20
de setembro de
2004
Depois
de alguns constrangedores fracassos (Jubiabá, 1986; A
terceira margem do rio, 1993; Cinema das lágrimas, 1995)
o cinema de Nelson Pereira dos Santos volta à sua boa
forma em Raízes do Brasil (2003), documentário
em duas partes que trata da vida pessoal e intelectual do pensador
paulista Sérgio Buarque de Holanda. Em 2000 e 2001 Nelson
já mostrara sua argúcia documental ao rodar para
a televisão Casa-grande & senzala, extraído
da personalidade do sociólogo pernambucano Gilberto Freyre.

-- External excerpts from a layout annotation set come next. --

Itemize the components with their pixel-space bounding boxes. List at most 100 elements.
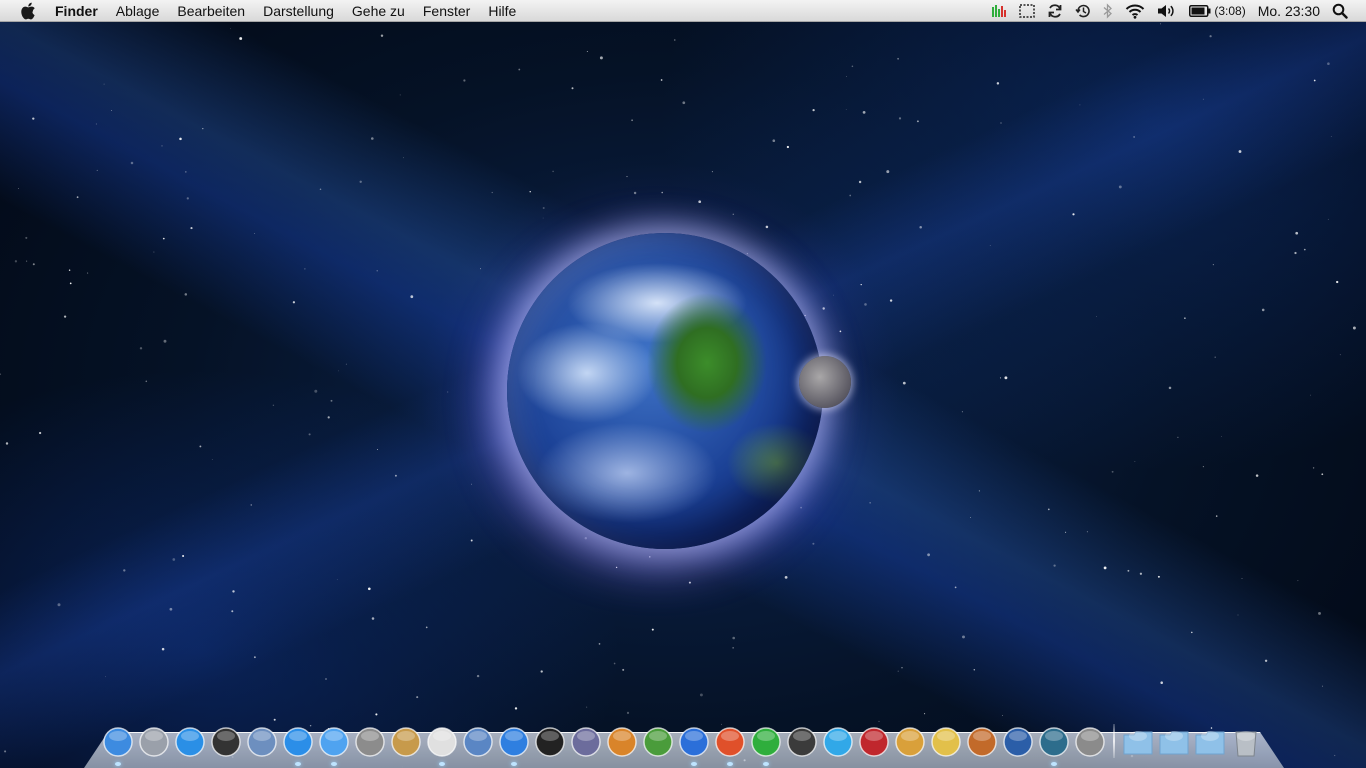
star xyxy=(1209,35,1212,38)
star xyxy=(1079,104,1081,106)
star xyxy=(973,669,976,671)
dock-iphoto[interactable] xyxy=(460,724,496,760)
time-machine-icon[interactable] xyxy=(1069,0,1097,22)
star xyxy=(804,314,806,317)
star xyxy=(182,554,185,558)
star xyxy=(1134,461,1136,462)
aperture-icon xyxy=(787,727,817,757)
star xyxy=(978,490,981,492)
activity-monitor-icon[interactable] xyxy=(985,0,1013,22)
photoshop-elements-icon xyxy=(823,727,853,757)
star xyxy=(63,315,67,318)
menu-fenster[interactable]: Fenster xyxy=(414,0,479,22)
star xyxy=(232,590,235,593)
dock-mail[interactable] xyxy=(244,724,280,760)
sync-icon[interactable] xyxy=(1041,0,1069,22)
star xyxy=(1334,754,1336,757)
star xyxy=(327,416,330,419)
menu-darstellung[interactable]: Darstellung xyxy=(254,0,343,22)
star xyxy=(919,225,922,229)
dock-imovie[interactable] xyxy=(928,724,964,760)
star xyxy=(179,137,182,141)
dock-numbers[interactable] xyxy=(640,724,676,760)
menu-finder[interactable]: Finder xyxy=(53,0,107,22)
dock-keynote-tool[interactable] xyxy=(568,724,604,760)
desktop-wallpaper xyxy=(0,0,1366,768)
star xyxy=(1214,356,1216,358)
star xyxy=(598,643,601,645)
dock-camera[interactable] xyxy=(532,724,568,760)
star xyxy=(674,39,676,41)
dock-ical[interactable] xyxy=(424,724,460,766)
dock-ichat[interactable] xyxy=(316,724,352,766)
bluetooth-icon[interactable] xyxy=(1097,0,1119,22)
dock-downloads-folder[interactable] xyxy=(1192,724,1228,760)
star xyxy=(552,170,554,173)
star xyxy=(330,399,333,402)
star xyxy=(1118,185,1122,189)
dock-app-store[interactable] xyxy=(172,724,208,760)
spotlight-icon[interactable] xyxy=(1326,0,1354,22)
star xyxy=(851,65,854,68)
dock-finder[interactable] xyxy=(100,724,136,766)
star xyxy=(613,662,616,665)
apple-logo-icon[interactable] xyxy=(17,0,39,22)
dock-excel[interactable] xyxy=(748,724,784,766)
dock-time-machine[interactable] xyxy=(1036,724,1072,766)
star xyxy=(1352,326,1356,330)
volume-icon[interactable] xyxy=(1151,0,1183,22)
star xyxy=(139,347,143,350)
star xyxy=(1327,218,1329,220)
menu-bearbeiten[interactable]: Bearbeiten xyxy=(168,0,254,22)
menu-gehe-zu[interactable]: Gehe zu xyxy=(343,0,414,22)
dock-photo-booth[interactable] xyxy=(856,724,892,760)
star xyxy=(571,87,574,90)
star xyxy=(626,711,630,714)
star xyxy=(699,693,703,697)
star xyxy=(864,303,867,306)
clock[interactable]: Mo. 23:30 xyxy=(1252,3,1326,19)
wifi-icon[interactable] xyxy=(1119,0,1151,22)
dock-aperture[interactable] xyxy=(784,724,820,760)
powerpoint-icon xyxy=(715,727,745,757)
dock-dashboard[interactable] xyxy=(208,724,244,760)
star xyxy=(95,123,97,125)
dock-safari[interactable] xyxy=(280,724,316,766)
dock-garageband[interactable] xyxy=(964,724,1000,760)
dock-system-preferences[interactable] xyxy=(1072,724,1108,760)
battery-icon[interactable]: (3:08) xyxy=(1183,0,1251,22)
star xyxy=(163,339,167,343)
star xyxy=(1215,515,1218,517)
dock-itunes[interactable] xyxy=(496,724,532,766)
star xyxy=(254,233,255,234)
dock-documents-folder[interactable] xyxy=(1156,724,1192,760)
star xyxy=(1072,213,1075,216)
star xyxy=(711,171,713,173)
moon xyxy=(799,356,851,408)
dock-word[interactable] xyxy=(676,724,712,766)
star xyxy=(1202,466,1204,468)
star xyxy=(1139,572,1143,575)
star xyxy=(1047,508,1050,511)
star xyxy=(0,373,2,376)
star xyxy=(1261,308,1265,312)
menu-ablage[interactable]: Ablage xyxy=(107,0,169,22)
screen-capture-icon[interactable] xyxy=(1013,0,1041,22)
dock-trash[interactable] xyxy=(1228,724,1264,760)
image-capture-icon xyxy=(895,727,925,757)
dock-keynote[interactable] xyxy=(604,724,640,760)
dock-powerpoint[interactable] xyxy=(712,724,748,766)
dock-launchpad[interactable] xyxy=(136,724,172,760)
star xyxy=(1238,150,1242,153)
star xyxy=(540,670,543,673)
running-indicator xyxy=(511,762,517,766)
dock-world-of-warcraft[interactable] xyxy=(1000,724,1036,760)
dock-facetime[interactable] xyxy=(352,724,388,760)
star xyxy=(211,458,213,460)
dock-address-book[interactable] xyxy=(388,724,424,760)
dock-applications-folder[interactable] xyxy=(1120,724,1156,760)
menu-hilfe[interactable]: Hilfe xyxy=(479,0,525,22)
dock-photoshop-elements[interactable] xyxy=(820,724,856,760)
dock-image-capture[interactable] xyxy=(892,724,928,760)
star xyxy=(1327,62,1330,65)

Diz-se que Nelson fechará a trilogia com um filme que
trata de Caio Prado Jr. e seu Formação do Brasil
contemporâneo (1942).
Isto
me leva ao prefácio que, em 1967, o crítico
literário Antônio Cândido fez para uma edição
de Raízes do Brasil (1936): “Os homens que estão
hoje um pouco para cá ou um pouco para lá dos cinqüenta
anos aprenderam a refletir e a se interessar pelo Brasil sobretudo
em termos de passado e em função de três
livros: Casa-grande e senzala, de Gilberto Freyre, publicado
quando estávamos no ginásio; Raízes do Brasil,
de Sérgio Buarque de Holanda, publicado quando estávamos
no curso complementar; Formação do Brasil contemporâneo,
publicado quando estávamos na escola superior.” Nelson
parece estar seguindo o roteiro estabelecido por Cândido
para pensar sobre o Brasil.
O
ensaísta Antônio Cândido é uma das
figuras iluminadas do documentário de Nelson Pereira dos
Santos; quem, como eu, é apaixonado por livros e habituou-se
desde a adolescência a devorar suas análises literárias
enfurnando-se em mal iluminadas bibliotecas, se emociona com
sua figura octogenária em cena, lúcida e deslumbrante
como sempre ao falar das loucuras da paixão por livros
de seu amigo Sérgio, que também são as loucuras
dele, Cândido, e de todos os que amamos estas brochuras
encadernadas. O episódio indiscreto que Cândido
revela de Sérgio, que este ocultava de sua esposa Maria
Amélia seus gastos excessivos com livros (afinal tinham
sete filhos para criar e muitas despesas), chegando em casa e
fazendo com que os volumes entrassem pelos fundos pela mão
da empregada que os depositava na biblioteca sem que a patroa
viesse a saber da extravagância de compras do patrão. É um
detalhe trivial da vida de um homem visto com uma certa solenidade
hoje, mas é também um espelho da irrefreável
atração pela leitura, característica básica
de Sérgio. Outro dado íntimo: tanto nas espontâneas
manifestações dos parentes quanto na palavra elaboradamente
intelectual de Antônio Cândido surge a convivência
dialética entre o sisudo pensador (definido como imagem
solene por uma neta) e um espírito brincalhão e
leve (a lembrança, eternizada por uma fotografia, de um
avô com uma peruca esquisita; segundo Cândido, este
jeito travesso seria herança de um homem formado pelos
modernistas de 1922).
A
primeira parte do documentário de Nelson agrupa depoimentos
de familiares, filhos, netos, bisnetos, tudo coordenado pela
presença devastadora e entusiasta da viúva Maria
Amélia, entusiasmo de falar do homem de sua vida que é também
um dos homens basilares do pensamento brasileiro. A segunda parte
fala mais, pela boca de diversos narradores, que são os
próprios familiares de Sérgio (por exemplo, a neta
de Silvia Buarque lê desdramaticamente trechos de Raízes
do Brasil, um pouco à maneira de certos atores do diretor
franco-suíço Jean-Luc Godard nos anos 60), da trajetória
intelectual do homem: e aí a criatividade cinematográfica
de Nelson impede o ranço acadêmico que poderia advir
da leitura do rol de títulos de Sérgio.
O
ponto polêmico de Sérgio Buarque de Holanda foi
erigir em definição do homem brasileiro o homem
cordial. O próprio Sérgio parece recuar um pouco
logo depois da frase famosa e acrescenta: “Seria engano
supor que essas virtudes possam significar ‘boas maneiras’,
civilidade.” Talvez significativa numa determinada quadra
da vida brasileira, a concepção da cordialidade
pode parecer hoje ultrapassada; mas não retira o brilho
de um pensador de que o cineasta Nelson Pereira dos Santos usa
para estabelecer mais uma de suas apuradas visões brasileiras.